Mengapa saya katakan rumit?
Ya, karena seperti yang dikatakan seorang teman di sebuah grup Whatsapp, bahwa dampak dari pilihan kita ini tak hanya selesai saat kita memilih capres yang sesuai menurut selera kita, tetapi ada “urusan lain” yang nanti harus kita selesaikan siapapun pilihan kita, apalagi jika dia kelak bermasalah. Karena pemilihan pemimpin ini dampaknya tidak hanya buat diri kita sendiri, tetapi juga bagi orang lain. Oleh karena itu permintaan petunjuk dari yang Maha Kuasa adalah hal yang sangat mutlak bagi kita.
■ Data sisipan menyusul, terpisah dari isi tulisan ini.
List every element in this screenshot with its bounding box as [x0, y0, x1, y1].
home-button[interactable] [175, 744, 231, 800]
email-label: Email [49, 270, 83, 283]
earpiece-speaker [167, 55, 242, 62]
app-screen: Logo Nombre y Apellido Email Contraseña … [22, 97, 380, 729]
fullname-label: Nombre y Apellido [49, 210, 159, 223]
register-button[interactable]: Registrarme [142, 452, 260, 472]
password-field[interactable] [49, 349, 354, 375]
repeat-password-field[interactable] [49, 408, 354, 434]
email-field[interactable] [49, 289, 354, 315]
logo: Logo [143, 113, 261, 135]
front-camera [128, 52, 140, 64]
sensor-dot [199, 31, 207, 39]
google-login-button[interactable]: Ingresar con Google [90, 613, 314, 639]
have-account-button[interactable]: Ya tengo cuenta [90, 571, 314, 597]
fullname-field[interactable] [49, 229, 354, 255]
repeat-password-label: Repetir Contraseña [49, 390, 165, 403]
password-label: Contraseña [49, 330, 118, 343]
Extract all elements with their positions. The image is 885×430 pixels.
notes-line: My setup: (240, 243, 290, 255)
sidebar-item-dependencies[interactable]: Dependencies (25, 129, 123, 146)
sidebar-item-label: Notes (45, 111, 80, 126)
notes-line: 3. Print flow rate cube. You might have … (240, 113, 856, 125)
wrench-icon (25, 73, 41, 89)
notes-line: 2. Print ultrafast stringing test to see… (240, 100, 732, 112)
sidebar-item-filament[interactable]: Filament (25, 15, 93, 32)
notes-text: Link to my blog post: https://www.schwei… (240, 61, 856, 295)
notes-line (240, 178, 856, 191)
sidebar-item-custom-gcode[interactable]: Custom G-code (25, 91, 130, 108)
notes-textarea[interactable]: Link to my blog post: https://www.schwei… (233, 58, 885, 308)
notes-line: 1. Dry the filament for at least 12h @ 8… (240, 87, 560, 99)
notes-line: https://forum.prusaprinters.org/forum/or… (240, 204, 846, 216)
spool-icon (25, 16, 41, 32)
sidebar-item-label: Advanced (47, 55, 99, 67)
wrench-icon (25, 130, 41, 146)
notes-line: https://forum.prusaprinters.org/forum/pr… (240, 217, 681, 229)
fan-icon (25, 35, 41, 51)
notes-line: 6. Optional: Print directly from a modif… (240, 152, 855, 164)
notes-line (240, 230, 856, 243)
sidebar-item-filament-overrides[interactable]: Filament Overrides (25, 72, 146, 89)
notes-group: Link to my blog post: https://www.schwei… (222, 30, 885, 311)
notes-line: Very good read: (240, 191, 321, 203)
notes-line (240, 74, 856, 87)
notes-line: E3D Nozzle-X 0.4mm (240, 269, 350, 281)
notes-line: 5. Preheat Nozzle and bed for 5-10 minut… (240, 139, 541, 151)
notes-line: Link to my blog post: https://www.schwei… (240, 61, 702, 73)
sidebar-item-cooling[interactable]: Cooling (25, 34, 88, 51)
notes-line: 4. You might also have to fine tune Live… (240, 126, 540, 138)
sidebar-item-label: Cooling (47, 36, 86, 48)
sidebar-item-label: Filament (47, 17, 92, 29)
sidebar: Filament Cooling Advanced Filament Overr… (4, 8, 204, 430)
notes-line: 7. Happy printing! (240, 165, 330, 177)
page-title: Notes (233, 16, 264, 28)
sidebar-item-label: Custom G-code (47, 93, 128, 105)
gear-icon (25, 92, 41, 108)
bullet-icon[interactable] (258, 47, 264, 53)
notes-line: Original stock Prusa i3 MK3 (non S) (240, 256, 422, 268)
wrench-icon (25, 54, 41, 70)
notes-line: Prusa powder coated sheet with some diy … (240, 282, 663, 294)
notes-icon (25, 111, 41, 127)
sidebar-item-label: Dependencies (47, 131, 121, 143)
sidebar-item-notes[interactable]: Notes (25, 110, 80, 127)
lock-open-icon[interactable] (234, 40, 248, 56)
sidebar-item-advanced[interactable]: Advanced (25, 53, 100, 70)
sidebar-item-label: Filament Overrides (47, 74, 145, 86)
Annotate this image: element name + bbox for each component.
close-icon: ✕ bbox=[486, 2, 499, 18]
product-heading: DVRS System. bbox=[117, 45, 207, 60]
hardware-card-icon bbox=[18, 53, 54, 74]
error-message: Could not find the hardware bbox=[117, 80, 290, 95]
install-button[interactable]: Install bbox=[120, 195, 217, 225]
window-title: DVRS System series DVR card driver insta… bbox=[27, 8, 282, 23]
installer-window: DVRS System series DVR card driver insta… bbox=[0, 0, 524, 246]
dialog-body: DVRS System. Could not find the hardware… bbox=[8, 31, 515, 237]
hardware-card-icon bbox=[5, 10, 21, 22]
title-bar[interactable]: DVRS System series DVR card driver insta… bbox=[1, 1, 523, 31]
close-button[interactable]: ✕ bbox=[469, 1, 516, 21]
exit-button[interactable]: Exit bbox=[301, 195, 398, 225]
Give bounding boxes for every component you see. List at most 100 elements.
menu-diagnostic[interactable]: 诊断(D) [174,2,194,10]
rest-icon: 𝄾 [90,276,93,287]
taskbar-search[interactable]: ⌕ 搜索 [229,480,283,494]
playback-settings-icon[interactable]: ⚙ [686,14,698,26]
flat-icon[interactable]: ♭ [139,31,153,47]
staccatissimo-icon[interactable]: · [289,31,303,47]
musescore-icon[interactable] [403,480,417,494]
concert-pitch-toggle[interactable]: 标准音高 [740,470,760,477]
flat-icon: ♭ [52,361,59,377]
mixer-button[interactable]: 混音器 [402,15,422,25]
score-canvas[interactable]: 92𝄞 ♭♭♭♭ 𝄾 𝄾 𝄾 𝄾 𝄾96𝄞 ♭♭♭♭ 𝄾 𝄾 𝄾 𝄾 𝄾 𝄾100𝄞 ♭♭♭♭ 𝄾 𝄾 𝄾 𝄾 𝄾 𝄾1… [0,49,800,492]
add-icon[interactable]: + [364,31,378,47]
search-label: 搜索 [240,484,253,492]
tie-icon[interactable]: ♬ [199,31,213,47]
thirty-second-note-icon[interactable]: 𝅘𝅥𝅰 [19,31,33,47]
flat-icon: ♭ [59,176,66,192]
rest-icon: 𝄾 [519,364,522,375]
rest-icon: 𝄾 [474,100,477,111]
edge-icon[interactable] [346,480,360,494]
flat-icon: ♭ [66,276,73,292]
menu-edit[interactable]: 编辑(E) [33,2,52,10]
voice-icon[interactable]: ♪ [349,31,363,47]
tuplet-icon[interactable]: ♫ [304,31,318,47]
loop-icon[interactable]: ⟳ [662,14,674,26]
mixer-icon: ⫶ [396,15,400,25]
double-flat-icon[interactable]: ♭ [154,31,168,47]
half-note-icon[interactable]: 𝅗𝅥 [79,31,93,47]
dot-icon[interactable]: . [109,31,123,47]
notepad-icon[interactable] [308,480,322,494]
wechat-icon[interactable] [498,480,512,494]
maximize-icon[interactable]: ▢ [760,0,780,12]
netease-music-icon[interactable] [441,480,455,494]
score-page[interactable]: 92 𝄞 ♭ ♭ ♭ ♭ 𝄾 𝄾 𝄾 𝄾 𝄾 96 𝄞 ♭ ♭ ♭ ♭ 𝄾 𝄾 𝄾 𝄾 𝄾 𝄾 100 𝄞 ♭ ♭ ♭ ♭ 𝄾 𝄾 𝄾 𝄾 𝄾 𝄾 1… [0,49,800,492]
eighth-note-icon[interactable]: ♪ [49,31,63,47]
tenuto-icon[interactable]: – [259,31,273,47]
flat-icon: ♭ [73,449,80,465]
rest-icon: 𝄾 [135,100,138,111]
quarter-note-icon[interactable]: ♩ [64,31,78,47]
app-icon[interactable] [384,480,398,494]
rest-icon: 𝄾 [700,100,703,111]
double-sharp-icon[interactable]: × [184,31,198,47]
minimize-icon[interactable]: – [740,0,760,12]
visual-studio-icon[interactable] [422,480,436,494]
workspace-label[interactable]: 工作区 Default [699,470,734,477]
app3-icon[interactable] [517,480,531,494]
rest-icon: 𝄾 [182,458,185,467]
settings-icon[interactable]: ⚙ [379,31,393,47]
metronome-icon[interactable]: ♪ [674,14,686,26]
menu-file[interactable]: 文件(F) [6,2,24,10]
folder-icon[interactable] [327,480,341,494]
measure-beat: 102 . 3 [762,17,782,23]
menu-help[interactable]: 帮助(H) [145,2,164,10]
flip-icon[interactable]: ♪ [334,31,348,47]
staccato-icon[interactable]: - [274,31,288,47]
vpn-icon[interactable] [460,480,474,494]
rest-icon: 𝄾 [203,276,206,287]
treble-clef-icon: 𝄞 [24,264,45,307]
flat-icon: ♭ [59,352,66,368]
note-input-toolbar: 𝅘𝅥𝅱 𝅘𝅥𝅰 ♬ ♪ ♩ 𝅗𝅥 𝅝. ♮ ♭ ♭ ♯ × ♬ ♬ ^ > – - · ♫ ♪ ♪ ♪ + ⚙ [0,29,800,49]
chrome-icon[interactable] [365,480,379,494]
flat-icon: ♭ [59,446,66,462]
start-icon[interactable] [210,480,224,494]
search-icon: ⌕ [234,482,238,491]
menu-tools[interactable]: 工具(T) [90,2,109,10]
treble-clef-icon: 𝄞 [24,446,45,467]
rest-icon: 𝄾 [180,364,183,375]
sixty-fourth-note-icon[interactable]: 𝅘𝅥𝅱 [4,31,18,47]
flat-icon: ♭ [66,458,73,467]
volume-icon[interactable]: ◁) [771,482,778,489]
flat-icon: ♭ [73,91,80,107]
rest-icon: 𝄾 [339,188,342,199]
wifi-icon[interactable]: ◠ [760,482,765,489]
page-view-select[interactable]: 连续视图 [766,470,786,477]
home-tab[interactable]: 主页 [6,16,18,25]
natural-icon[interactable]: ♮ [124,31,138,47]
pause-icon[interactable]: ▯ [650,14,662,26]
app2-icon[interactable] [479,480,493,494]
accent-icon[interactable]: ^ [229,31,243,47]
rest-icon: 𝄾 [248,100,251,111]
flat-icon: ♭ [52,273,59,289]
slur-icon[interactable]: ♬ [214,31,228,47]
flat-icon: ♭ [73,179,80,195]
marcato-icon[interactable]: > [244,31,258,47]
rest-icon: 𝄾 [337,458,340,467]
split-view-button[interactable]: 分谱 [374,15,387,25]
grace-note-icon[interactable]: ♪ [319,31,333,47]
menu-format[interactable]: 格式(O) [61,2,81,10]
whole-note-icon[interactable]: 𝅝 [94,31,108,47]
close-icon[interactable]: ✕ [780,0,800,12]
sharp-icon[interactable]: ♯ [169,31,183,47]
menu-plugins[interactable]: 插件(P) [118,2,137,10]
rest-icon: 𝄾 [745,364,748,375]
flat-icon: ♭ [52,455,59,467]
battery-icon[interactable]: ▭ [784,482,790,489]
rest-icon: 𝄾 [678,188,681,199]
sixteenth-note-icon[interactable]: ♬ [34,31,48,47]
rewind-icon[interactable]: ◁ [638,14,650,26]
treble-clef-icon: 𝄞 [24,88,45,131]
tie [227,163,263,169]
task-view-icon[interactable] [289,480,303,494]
Mengapa demikian?
Untuk, menentukan jodoh/pasangan hidup kita saja kita diminta melakukan istikharah – agar apa yang kita pilih nanti (meski kita sudah memikirkan dengan baik bahwa pilihan kita adalah orang yang tepat) – benar-benar orang yang bisa memberikan kebaikan bagi kita tidak hanya di dunia ini, tetapi juga di akhirat kelak. Selain itu masalah ini bukan cuma urusan antara dua orang seperti sepasang suami – istri, tetapi menyangkut urusan orang banyak.
Dan karena di dalam Islam itu semua aktivitas ada tuntunannya dari mulai bangun tidur, makan sampai urusan kencing di toilet – ada fiqihnya, apalagi memilih pemimpin, sudah pasti ada fiqihnya pula, silahkan digoogling saja bagaimana memilih seorang pemimpin yang bisa membawa kebaikan urusan agama kita tidak hanya di dunia tetapi juga diakhirat.
Ya, sekali lagi saya tegaskan untuk urusan kebaikan di agama kita – baik secara pribadi maupun kolektif – dan sayangnya ini secara eksplisit tidak ada capres yang benar-benar berani menjanjikan akan hal ini.
Akhirnya saya secara pribadi dan mungkin juga anda – meski sudah memiliki kecondongan kepada seorang capres – tetap perlu melakukan istikharah dengan sebenar-benarnya agar pilihan kita yang terbaik.
Dan siapapun nanti yang terpilih itulah takdir Allah SWT yang harus kita terima, apakah dia seorang pemimpin yang akan mengajak rakyatnya semakin dekat dengan Tuhannya atau justru menjadi pemimpin yang semakin menjauhkan kita ke kampong akhirat.